In all cases the message content is essentially the same resource representation as one GETs from the web service. 

We encrypt all messages.

Periodic reconciliation 'finds' any lost events.

Early experiences with Apache ActiveMQ

For a couple of years we used an Apache ActiveMQ message broker to deliver updates to subordinate group caches.  GWS published messages to a durable subscription (topic) on the broker.  Clients subscribed to this subscription. This queue processed 10 to 50 thousand messages per day.

  • The ActiveMQ system, because it persists unclaimed messages forever, can fill it's disks.   When that happens the queue stop working and notices are lost.  This happened to us several times
  • We accessed ActiveMQ through openwire.  There are libraries for some languages, although we had to adapt the c++ one for our c code.  I found the protocol and interface difficult to program to.
  • Our persistent connections would occasionally hang.  We had to add heartbeats to the system.
  • Somebody has to maintain an ActiveMQ system.  It is not trivial.

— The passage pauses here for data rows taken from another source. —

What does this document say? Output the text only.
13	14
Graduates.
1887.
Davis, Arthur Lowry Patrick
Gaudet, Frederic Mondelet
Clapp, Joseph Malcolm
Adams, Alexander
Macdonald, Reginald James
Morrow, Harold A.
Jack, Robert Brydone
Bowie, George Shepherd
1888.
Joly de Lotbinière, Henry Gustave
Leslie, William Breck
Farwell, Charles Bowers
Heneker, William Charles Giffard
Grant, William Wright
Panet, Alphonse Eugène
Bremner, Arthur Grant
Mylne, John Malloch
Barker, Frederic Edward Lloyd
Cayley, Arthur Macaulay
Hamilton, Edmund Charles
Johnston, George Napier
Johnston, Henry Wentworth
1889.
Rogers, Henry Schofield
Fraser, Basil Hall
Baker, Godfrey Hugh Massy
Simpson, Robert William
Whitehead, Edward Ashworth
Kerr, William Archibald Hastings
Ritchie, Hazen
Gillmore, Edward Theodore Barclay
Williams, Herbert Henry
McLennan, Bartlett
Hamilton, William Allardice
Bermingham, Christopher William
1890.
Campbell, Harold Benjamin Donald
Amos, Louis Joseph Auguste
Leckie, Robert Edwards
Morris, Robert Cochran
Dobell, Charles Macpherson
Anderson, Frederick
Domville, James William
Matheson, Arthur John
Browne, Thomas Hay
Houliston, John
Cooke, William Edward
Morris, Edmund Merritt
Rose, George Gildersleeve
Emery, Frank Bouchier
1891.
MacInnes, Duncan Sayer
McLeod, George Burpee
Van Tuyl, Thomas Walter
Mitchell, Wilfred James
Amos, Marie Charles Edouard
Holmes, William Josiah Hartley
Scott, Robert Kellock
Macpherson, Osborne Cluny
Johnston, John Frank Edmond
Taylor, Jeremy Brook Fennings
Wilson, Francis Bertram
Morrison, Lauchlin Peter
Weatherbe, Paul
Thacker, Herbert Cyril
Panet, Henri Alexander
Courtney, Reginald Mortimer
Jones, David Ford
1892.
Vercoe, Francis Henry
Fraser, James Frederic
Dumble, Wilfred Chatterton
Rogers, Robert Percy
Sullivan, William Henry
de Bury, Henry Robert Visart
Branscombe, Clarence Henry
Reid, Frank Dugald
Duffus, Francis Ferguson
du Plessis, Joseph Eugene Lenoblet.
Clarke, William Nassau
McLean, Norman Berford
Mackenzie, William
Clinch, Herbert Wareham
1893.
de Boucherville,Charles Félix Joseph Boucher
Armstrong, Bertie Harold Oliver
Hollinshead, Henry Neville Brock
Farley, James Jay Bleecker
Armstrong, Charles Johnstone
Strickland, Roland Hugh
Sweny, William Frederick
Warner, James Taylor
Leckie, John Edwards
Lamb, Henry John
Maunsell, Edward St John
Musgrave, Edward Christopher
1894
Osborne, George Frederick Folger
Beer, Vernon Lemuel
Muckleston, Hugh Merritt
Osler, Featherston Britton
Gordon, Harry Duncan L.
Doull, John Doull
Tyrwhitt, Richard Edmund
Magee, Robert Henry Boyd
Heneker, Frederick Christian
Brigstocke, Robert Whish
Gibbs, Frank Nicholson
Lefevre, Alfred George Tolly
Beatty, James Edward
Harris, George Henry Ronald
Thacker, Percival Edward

Experience with Amazon Web Services

Course enrollment

For several years we have used Amazon's Simple Notification Service (SNS) to distribute course enrollment events.  Our Student Web Service (SWS) gets enrollment changes directly from the source database (some trigger mechanism), accumulates these for a few minutes, and sends them to an SNS topic (5 events per SNS message).  Content of these messages is similar to the resource representations that one would GET from SWS.  

  • Messages to an SNS topic can be delivered directly to a subscribing service, such as an http or https endpoint, or can be delivered to an SQS queue, where they can be retrieved at will by a client.
  • Because notices are often (at quarter start) generated a lot faster than GWS can process them GWS uses an SQS queue to collect the messages.  It retrieves them from the queue sequentially and updates the corresponding course group memberships.
  • This queue processes a few hundred to 10 thousand messages per day.
Group changes

For a couple of years we have distributed our GWS change notices via AWS messaging--switching the service from the local ActiveMQ service.

  • AWS provides RESTful API access to all their services.  These are well documented and easy to use.  The management console is easy to use as well.
  • It has been very reliable.
  • AWS messages are limited to about 128K bytes.  This necessitates some chunking of longer membership change notices. 
  • AWS messages can get out of order, and may be delivered more than once.  I've not seen the latter. 
    • If the messages are resources, with last update times, these issues are easily dealt with.  If a message arrives with a timestamp earlier than the resource's update time it can be ignored. I've found this easy to implement.
    • Some of my colleagues instead pool messages for a time to reorder them.  So the sequencing issue is a greater problem than I thought it would be.
  • We process about a million messages per month.
  • Azure supposedly has a message queue that appears to combine the REST API with message ordering.  Investigating that.